The stats reflect that, as he MJ was credited with eliminating 20 future Hall of FAmers during their run. Amazingly, he played in just two Game 7’s, despite facing some truly great players and teams.
2. The ring chasing
That the Last Dance aired the same quote in episodes No. 1 and 10 tells you everything you need to know about Jordan’s competitive drive.
Jordan wanted to the Bulls to regarded in the same breath as the Lakers and Celtics in terms of NBA dynasties. As The Last Dance demonstrated, the Chicago Bulls WERE basektball in the 1990s.
That’s what Cleveland thought they were getting with LeBron when the Cavaliers drafted him No. 1 in 2003. Fans across northeast Ohio thought this native son was going to put the Cavaliers in the same conversation.
Yet, James never signed a max contract with the Cavaliers. He was perceived as taking the easy way out, teaming up with Dwayne Wade and Chris Bosh in Miami after the infamous “Decision.”
Was this just an upfront look at the generational divide? LeBron was a product of the AAU culture. Form your best team and go out and win. It took Jordan six years to get to his first Finals. He didn’t run off to join Bird’s Celtics or The Bad Boy Pistons.
In staying with the Bulls, Jordan built up capital everyone else who came into the locker room had to respect. There was scene in which Jordan talked about Jud Buechler and Steve Kerr joining the team. They didn’t know the struggle. They were joining an already championship caliber team–because of MJ.
As for James in MIami, those Heat teams went to four straight finals, winning two.
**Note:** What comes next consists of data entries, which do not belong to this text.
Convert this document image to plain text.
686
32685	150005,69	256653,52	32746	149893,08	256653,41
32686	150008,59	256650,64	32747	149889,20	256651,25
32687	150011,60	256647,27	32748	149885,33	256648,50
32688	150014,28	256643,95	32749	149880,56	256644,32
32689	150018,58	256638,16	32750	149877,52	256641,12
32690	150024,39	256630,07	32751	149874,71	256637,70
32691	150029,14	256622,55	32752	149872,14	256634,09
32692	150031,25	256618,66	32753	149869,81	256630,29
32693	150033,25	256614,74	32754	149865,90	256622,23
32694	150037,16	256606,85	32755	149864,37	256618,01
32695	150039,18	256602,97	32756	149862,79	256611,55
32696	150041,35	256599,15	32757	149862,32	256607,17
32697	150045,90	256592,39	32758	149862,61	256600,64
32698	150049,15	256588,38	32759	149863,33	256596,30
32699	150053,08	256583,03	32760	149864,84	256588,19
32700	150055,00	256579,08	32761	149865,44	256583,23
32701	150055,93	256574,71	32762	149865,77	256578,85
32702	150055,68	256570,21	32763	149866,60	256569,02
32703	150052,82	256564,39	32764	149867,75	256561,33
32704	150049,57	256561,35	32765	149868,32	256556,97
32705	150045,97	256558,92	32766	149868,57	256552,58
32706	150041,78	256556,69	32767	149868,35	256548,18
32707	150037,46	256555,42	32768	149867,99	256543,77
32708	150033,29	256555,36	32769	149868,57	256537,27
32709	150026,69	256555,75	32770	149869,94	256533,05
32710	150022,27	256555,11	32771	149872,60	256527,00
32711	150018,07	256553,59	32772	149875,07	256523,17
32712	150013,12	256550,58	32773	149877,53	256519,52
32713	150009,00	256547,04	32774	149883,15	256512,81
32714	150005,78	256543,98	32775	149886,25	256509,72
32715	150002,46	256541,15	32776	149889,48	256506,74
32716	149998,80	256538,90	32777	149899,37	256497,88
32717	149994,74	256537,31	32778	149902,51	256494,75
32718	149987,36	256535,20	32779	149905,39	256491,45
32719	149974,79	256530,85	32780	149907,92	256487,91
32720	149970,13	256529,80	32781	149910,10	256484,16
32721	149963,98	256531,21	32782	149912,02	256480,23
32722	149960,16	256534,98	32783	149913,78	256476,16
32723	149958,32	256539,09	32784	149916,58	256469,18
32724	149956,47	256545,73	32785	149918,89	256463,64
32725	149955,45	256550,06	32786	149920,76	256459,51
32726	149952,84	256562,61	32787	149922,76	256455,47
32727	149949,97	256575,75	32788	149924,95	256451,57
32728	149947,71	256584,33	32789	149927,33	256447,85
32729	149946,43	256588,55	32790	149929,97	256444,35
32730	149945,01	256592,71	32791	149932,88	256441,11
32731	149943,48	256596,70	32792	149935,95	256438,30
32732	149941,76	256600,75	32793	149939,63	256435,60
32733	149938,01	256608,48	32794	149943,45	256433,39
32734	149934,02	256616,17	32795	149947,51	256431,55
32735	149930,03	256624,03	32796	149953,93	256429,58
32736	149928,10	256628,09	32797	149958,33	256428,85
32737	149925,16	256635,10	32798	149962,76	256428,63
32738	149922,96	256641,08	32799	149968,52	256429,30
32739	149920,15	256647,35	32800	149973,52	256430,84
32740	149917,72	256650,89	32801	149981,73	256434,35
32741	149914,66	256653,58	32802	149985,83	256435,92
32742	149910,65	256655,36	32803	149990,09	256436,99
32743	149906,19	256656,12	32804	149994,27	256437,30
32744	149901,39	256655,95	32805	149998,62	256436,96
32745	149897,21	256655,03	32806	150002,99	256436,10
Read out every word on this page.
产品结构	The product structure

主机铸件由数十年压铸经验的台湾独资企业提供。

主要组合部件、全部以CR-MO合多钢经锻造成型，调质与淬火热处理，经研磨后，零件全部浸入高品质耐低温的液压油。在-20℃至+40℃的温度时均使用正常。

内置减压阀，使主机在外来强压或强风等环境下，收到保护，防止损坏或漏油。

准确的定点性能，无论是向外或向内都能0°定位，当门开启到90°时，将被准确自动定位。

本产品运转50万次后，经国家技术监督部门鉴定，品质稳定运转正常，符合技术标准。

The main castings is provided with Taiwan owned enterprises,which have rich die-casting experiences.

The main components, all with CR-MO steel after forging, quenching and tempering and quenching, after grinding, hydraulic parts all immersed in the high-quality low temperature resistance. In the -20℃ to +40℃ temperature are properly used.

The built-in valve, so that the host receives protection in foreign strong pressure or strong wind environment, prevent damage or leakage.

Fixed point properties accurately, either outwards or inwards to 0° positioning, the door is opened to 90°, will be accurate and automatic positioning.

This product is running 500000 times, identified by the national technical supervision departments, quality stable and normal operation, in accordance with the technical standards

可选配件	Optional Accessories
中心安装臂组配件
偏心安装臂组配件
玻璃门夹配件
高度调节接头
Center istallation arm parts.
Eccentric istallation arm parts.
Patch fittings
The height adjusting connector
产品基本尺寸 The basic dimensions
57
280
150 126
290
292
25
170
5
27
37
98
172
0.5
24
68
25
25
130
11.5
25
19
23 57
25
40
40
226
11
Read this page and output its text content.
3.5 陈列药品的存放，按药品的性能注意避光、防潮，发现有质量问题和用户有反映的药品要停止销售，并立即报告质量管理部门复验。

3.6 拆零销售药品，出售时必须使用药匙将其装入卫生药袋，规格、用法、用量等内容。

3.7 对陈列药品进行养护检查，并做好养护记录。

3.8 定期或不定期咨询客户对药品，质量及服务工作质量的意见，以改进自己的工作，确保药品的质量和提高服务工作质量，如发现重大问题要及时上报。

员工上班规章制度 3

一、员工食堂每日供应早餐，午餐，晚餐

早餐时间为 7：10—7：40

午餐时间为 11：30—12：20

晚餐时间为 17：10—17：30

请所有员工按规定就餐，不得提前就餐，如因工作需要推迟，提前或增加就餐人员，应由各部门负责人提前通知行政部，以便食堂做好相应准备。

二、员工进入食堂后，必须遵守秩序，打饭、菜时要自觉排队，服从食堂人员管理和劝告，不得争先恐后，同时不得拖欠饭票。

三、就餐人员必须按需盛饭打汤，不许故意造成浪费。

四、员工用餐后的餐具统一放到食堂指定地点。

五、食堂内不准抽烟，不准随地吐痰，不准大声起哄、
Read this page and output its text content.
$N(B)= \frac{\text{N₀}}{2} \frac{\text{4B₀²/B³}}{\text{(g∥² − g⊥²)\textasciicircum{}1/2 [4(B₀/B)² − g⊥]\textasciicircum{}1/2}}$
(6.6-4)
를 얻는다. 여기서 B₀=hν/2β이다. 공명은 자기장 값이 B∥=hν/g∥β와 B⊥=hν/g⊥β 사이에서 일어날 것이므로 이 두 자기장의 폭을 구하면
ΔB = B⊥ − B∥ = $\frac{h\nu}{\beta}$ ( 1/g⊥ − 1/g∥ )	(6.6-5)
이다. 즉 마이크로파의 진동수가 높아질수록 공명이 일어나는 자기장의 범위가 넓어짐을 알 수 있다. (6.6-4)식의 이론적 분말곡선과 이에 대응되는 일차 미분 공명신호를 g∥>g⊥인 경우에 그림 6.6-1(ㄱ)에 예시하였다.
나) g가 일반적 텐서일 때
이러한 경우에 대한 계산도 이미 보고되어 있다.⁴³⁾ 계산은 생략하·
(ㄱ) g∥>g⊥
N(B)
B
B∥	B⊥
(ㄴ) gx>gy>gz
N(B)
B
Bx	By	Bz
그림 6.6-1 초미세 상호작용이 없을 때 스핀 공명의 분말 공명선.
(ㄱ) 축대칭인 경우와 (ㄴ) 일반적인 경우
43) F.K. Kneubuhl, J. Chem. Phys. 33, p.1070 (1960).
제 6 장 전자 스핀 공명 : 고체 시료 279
With a fellow Hall of Famer at his side, in addition to a perennial All-Star in Chris Bosh, all James got was a split.
That speaks volumes as to what Jordan did with the Bulls and his unblemished record in the Finals.
The Heat days are critical in comparing Jordan’s and LeBron’s careers because James was viewed as playing with an inferior roster during his first go-round with the Cavaliers.
That wasn’t the case with the Heat. He had the team he wanted, and failed twice.
When he came back, the Cavs were in a better situation. We all knew Irving was special. The Cavs also had the No. 1 pick. LeBron knew he could make it work in Cleveland. Andrew Wiggins was flipped for Kevin Love and the rest is history.
Then he left again. It’s hard to argue he was ring chasing in LA, as the Lakers roster in the summer of 2018 was pitiful. That said, it didn’t take long for a new super team together, as the Lakers acquired Anthony Davis, a player ESPN listed as being one of the greatest 50 players ever.
Sports Illustrated’s Sam Amico wrote it best when comparing Jordan and LeBron, stating that both men wanted to win, but Jordan wanted it more.
There was a scene that closed out one of the episodes, in which Jordan came to tears describing the way he played the game and the expectation he had of others. It was unforgettable and cements his drive as the game’s G.O.A.T.